At Mastercard, we’ve long championed the importance of security, trust, and ease of use for blockchain’s full potential to be realized. If these elements are prioritized, it will lead to increased adoption of blockchain technologies from fintechs and financial institutions alike, creating impactful use cases for millions of people. The tokenization of both money and assets on blockchain networks is already underway, driven by the desire to improve efficiency and reduce costs in everyday transactions. With a shift expected in the regulatory landscape, driven by these technological advancements, as well as the needs of consumers, businesses, banks, and the economy, several key areas are worth watching in the coming year.
1. The Rise of Stablecoins and Tokenized Deposits
Both stablecoins and tokenized deposits are poised to find their place in the financial ecosystem.
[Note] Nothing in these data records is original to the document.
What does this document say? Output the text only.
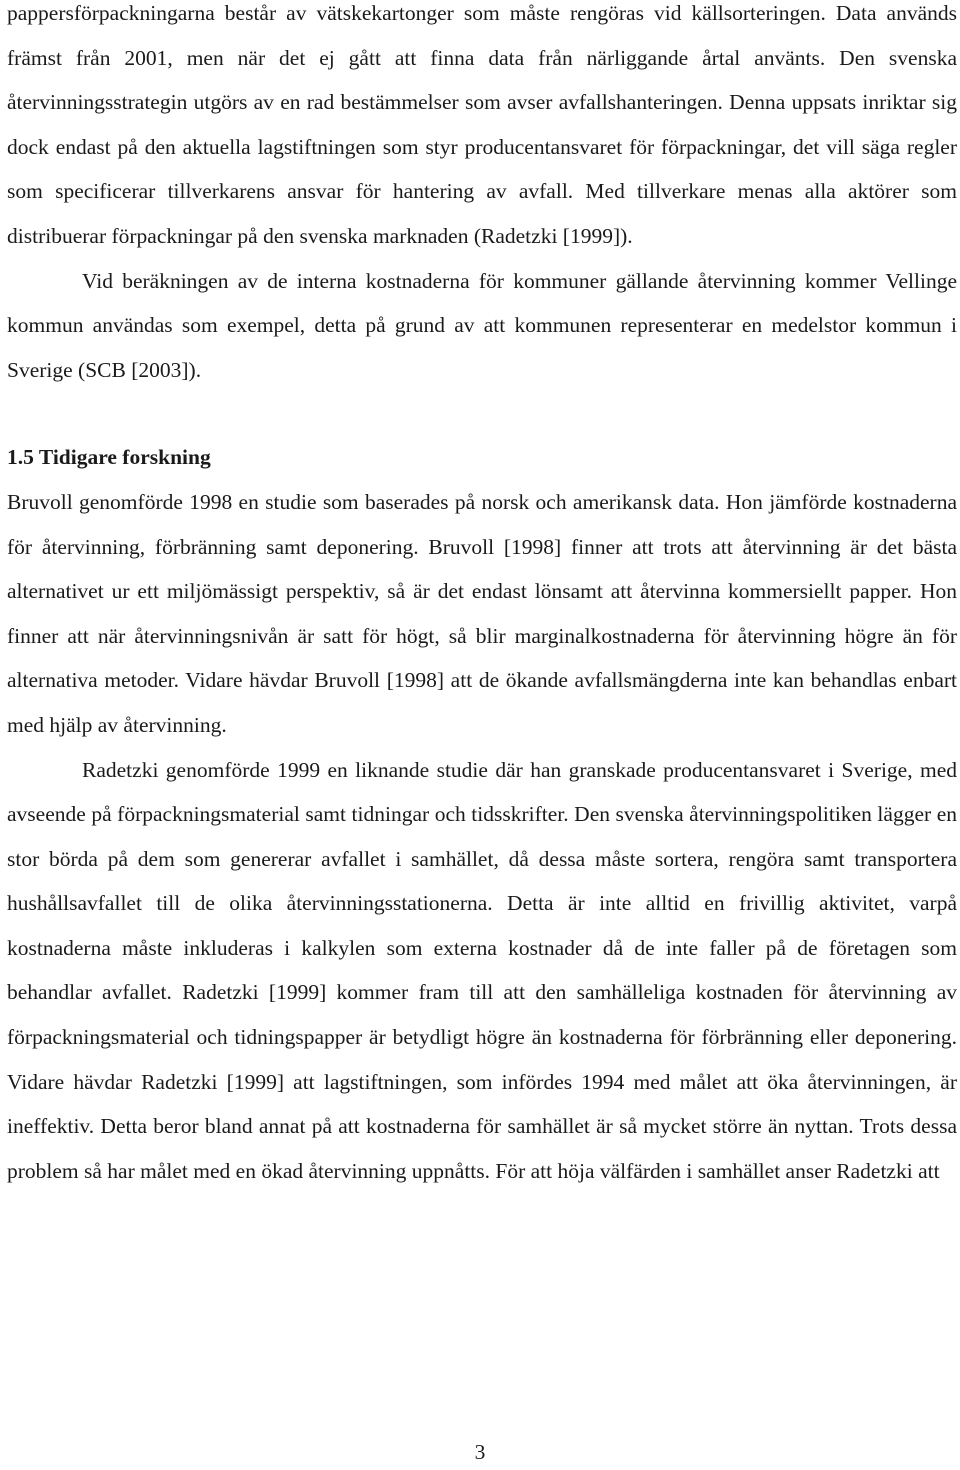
pappersförpackningarna består av vätskekartonger som måste rengöras vid källsorteringen. Data används främst från 2001, men när det ej gått att finna data från närliggande årtal använts. Den svenska återvinningsstrategin utgörs av en rad bestämmelser som avser avfallshanteringen. Denna uppsats inriktar sig dock endast på den aktuella lagstiftningen som styr producentansvaret för förpackningar, det vill säga regler som specificerar tillverkarens ansvar för hantering av avfall. Med tillverkare menas alla aktörer som distribuerar förpackningar på den svenska marknaden (Radetzki [1999]).

Vid beräkningen av de interna kostnaderna för kommuner gällande återvinning kommer Vellinge kommun användas som exempel, detta på grund av att kommunen representerar en medelstor kommun i Sverige (SCB [2003]).

1.5 Tidigare forskning

Bruvoll genomförde 1998 en studie som baserades på norsk och amerikansk data. Hon jämförde kostnaderna för återvinning, förbränning samt deponering. Bruvoll [1998] finner att trots att återvinning är det bästa alternativet ur ett miljömässigt perspektiv, så är det endast lönsamt att återvinna kommersiellt papper. Hon finner att när återvinningsnivån är satt för högt, så blir marginalkostnaderna för återvinning högre än för alternativa metoder. Vidare hävdar Bruvoll [1998] att de ökande avfallsmängderna inte kan behandlas enbart med hjälp av återvinning.

Radetzki genomförde 1999 en liknande studie där han granskade producentansvaret i Sverige, med avseende på förpackningsmaterial samt tidningar och tidsskrifter. Den svenska återvinningspolitiken lägger en stor börda på dem som genererar avfallet i samhället, då dessa måste sortera, rengöra samt transportera hushållsavfallet till de olika återvinningsstationerna. Detta är inte alltid en frivillig aktivitet, varpå kostnaderna måste inkluderas i kalkylen som externa kostnader då de inte faller på de företagen som behandlar avfallet. Radetzki [1999] kommer fram till att den samhälleliga kostnaden för återvinning av förpackningsmaterial och tidningspapper är betydligt högre än kostnaderna för förbränning eller deponering. Vidare hävdar Radetzki [1999] att lagstiftningen, som infördes 1994 med målet att öka återvinningen, är ineffektiv. Detta beror bland annat på att kostnaderna för samhället är så mycket större än nyttan. Trots dessa problem så har målet med en ökad återvinning uppnåtts. För att höja välfärden i samhället anser Radetzki att

3
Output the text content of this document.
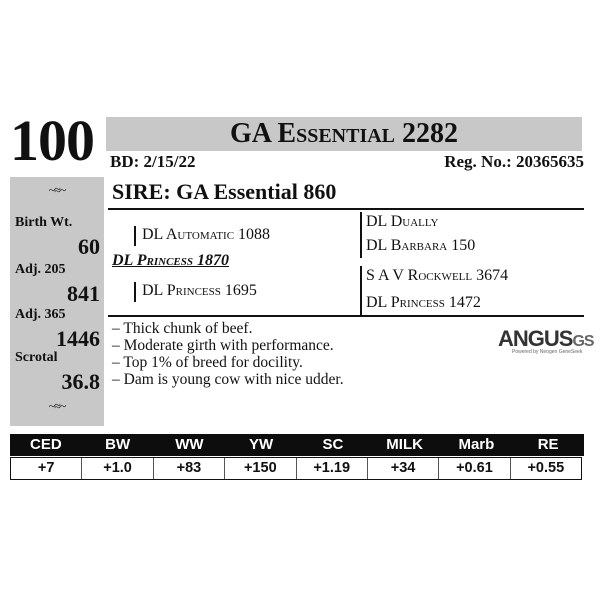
100	GA Essential 2282
BD: 2/15/22	Reg. No.: 20365635
~≈~
Birth Wt.
60
Adj. 205
841
Adj. 365
1446
Scrotal
36.8
~≈~
SIRE: GA Essential 860
DL Automatic 1088
DL Princess 1870
DL Princess 1695
DL Dually
DL Barbara 150
S A V Rockwell 3674
DL Princess 1472
– Thick chunk of beef.
– Moderate girth with performance.
– Top 1% of breed for docility.
– Dam is young cow with nice udder.
ANGUSGS
Powered by Neogen GeneSeek
CED	BW	WW	YW	SC	MILK	Marb	RE
+7	+1.0	+83	+150	+1.19	+34	+0.61	+0.55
According to a 2023 report from the Federal Reserve, American banks hold nearly $18 trillion in commercial bank deposits. To provide this money with the latest fintech advances, banks are experimenting with tokenized deposits, which are tokens on a blockchain that represent a deposit on a bank’s own ledger. This is done to speed up transactions and enable programmable payments.
Stablecoins, backed by fiat currency, have gained traction in payments and remittance. The clearer regulatory framework that is expected to emerge will make stablecoins safer and attract more participants. The future likely holds a coexistence of tokenized commercial bank deposits and stablecoins, with transactions beginning with tokenized money in bank accounts and settled through stablecoins.
2. Regulatory Clarity Driving Digital Asset Adoption
Greater clarity in the regulatory environment is expected to encourage broader adoption of digital assets by banks and other financial institutions. The U.S.’s approach to crypto is poised for a significant shift. The inauguration of President Trump signals a potential embrace of digital assets. Trump has vowed to be the first “crypto president.” His administration launched a crypto task force to develop a regulatory framework. The executive order on digital assets established a working group to recommend clearer policies.
Meanwhile, the European Union’s Markets in Crypto-Assets (MiCA) regulation has already set a precedent. It offers financial institutions clarity on the regulatory landscape for digital assets. This has already emboldened traditional players and should spur further activity. More clarity from lawmakers and regulators in 2025 will encourage blockchain experimentation and innovation.
3. Central Banks Shift Focus to Institutional Products
Central banks are adapting their strategies regarding digital currencies. While several years ago many were examining the feasibility of central bank digital currencies (CBDCs), more are now recognizing the private sector’s progress. Many have concluded that CBDCs for the general public are not a high priority. President Trump’s executive order on digital assets calls for banning the development and issuance of CBDCs, and in 2025, central banks might shift away from consumer-focused “retail” CBDCs. Instead, they will pursue digital assets aimed at the banking sector and other financial institutions, known as “wholesale” CBDCs. These wholesale CBDCs can improve institutional settlement capabilities and expedite the movement of capital.
4. Interoperability, Standards, and Trust: Paramount for the Future
The crypto industry is now built on a stronger foundation. The removal of bad actors, and easier access to digital assets, has attracted more investors. This, in turn, has caught the attention of traditionally risk-averse financial players. These changes reinforce the importance of trust, standards, and seamless connections within the larger financial system.
This is why there has been substantial momentum for Mastercard’s Multi-Token Network (MTN), which ensures more secure, scalable, and interoperable transactions using digital assets. Blockchain technology can also unleash innovation for both the crypto and traditional finance industries. In 2025, blockchain technology will likely embed itself even deeper into financial services, enabling faster transactions, greater transparency, newer innovative capabilities, and increased innovation overall.